Flipping thru the books on display at Two Dollar Radio, I was sold on The Red-Headed Pilgrim when I saw this as the opening line of Chapter One - “As a child in Beaverton, Oregon - a suburb of Portland the way the Monkees are a suburb of the Beatles…” And when reading it proper I knew it was gonna be awesome a few pages later when the narrator, after running away from high school football practice, is sent to a psychiatrist:
“Your parents tell me you’re afraid of pain,” said Dr. McClanahan.
“I don’t like it,” I admitted.
So simply put and hilarious. It’s not so much the ridiculous events - which are non-stop - but Maloney’s succinct way of wording them that gives the true humor of the situation. The book continues this way from here on out. That is until his marriage is on the skids. Although it doesn’t get less funny, there’s more of the dark ring of pathos to it when very real emotional pain comes into play. But no doubt about it, this is one of the funniest books I’ve ever read. I haven’t laughed this much at a novel since Steve Aylett’s Lint or Paul Beatty’s The Sellout. Highly recommended.
SEVEN SONGS
I found an old mixtape that I made in 1996 and would listen to all the time in my car back then. It’s called ‘Travel First & Lean Towards This Time’. I had digitized it some years ago and finally listened to the cds in my car the other day. I couldn’t remember what was on it except for Can’s ‘Yoo Doo Right’. And I assumed Joy Division’s ‘Ceremony’ as that’s where I took the title from. Surprised to find that song wasn’t. The mix is an ethereal collection, pieces that would take me to a certain spacey place, and what I would be striving for with my own music at the time. It’s funny, Shazam worked for almost all the songs, except for Beaumont Hannant’s ‘The Hunted’ which I luckily finally remembered the name of. But before I did, I sent it to Rick Webb to see if he had a clue what it was. He texted me back ‘This sounds like you’. So this week’s Seven Songs are some selections from this.
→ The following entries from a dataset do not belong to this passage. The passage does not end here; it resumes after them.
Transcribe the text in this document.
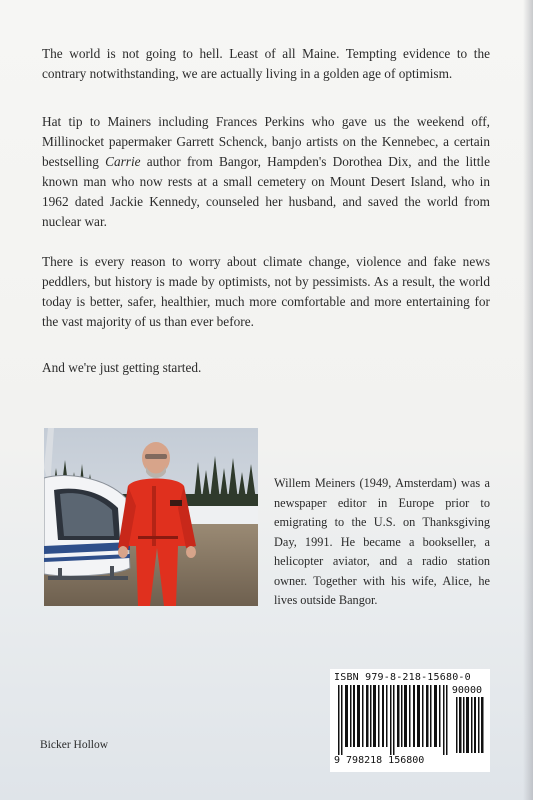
The world is not going to hell. Least of all Maine. Tempting evidence to the contrary notwithstanding, we are actually living in a golden age of optimism.

Hat tip to Mainers including Frances Perkins who gave us the weekend off, Millinocket papermaker Garrett Schenck, banjo artists on the Kennebec, a certain bestselling Carrie author from Bangor, Hampden's Dorothea Dix, and the little known man who now rests at a small cemetery on Mount Desert Island, who in 1962 dated Jackie Kennedy, counseled her husband, and saved the world from nuclear war.

There is every reason to worry about climate change, violence and fake news peddlers, but history is made by optimists, not by pessimists. As a result, the world today is better, safer, healthier, much more comfortable and more entertaining for the vast majority of us than ever before.

And we're just getting started.

Willem Meiners (1949, Amsterdam) was a newspaper editor in Europe prior to emigrating to the U.S. on Thanksgiving Day, 1991. He became a bookseller, a helicopter aviator, and a radio station owner. Together with his wife, Alice, he lives outside Bangor.

Bicker Hollow
ISBN 979-8-218-15680-0
90000
9 798218 156800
Beaumont Hannant - ‘The Hunted’
James - ‘Burn The Cat’ . I still say James on the Laid tour in 1994 was one of the best shows I’ve ever seen. They eschewed the hits and really stretched out musically, pushing the music in a powerful way. I have very fond memories of buying Wah-Wah when it came out. I very much did not want to go to college but early on in my time in Boston finding this and realizing how easily I could now get the import records I’d been reading about helped lighten my depression a bit
Aphex Twin - ‘Xtal’. I love the hi-hat pattern on this, it has stuck with me in a powerful way
Spiritualized - ‘Angel Sigh’ (from the Medication EP). This song is so gorgeous, and this is superior to the album version
Tortoise - ‘Magnet Pulls Through’. Man, I love that bass line and the way the drums interact with it
Richard H. Kirk - ‘So Digital’ . My favourite piece of music by Richard H. Kirk. I love everything about it. The melody, the beat, the way it all moves…
Public Image Ltd. - ‘Radio 4’. This piece sums up that mixtape really, lovely and ethereal, and quite a surprise after all that comes before it on Metal Box
I’m also collecting all these Seven Songs lists here on a monster Apple playlist
Thank you for the shout out and glad you enjoyed Make It Stop!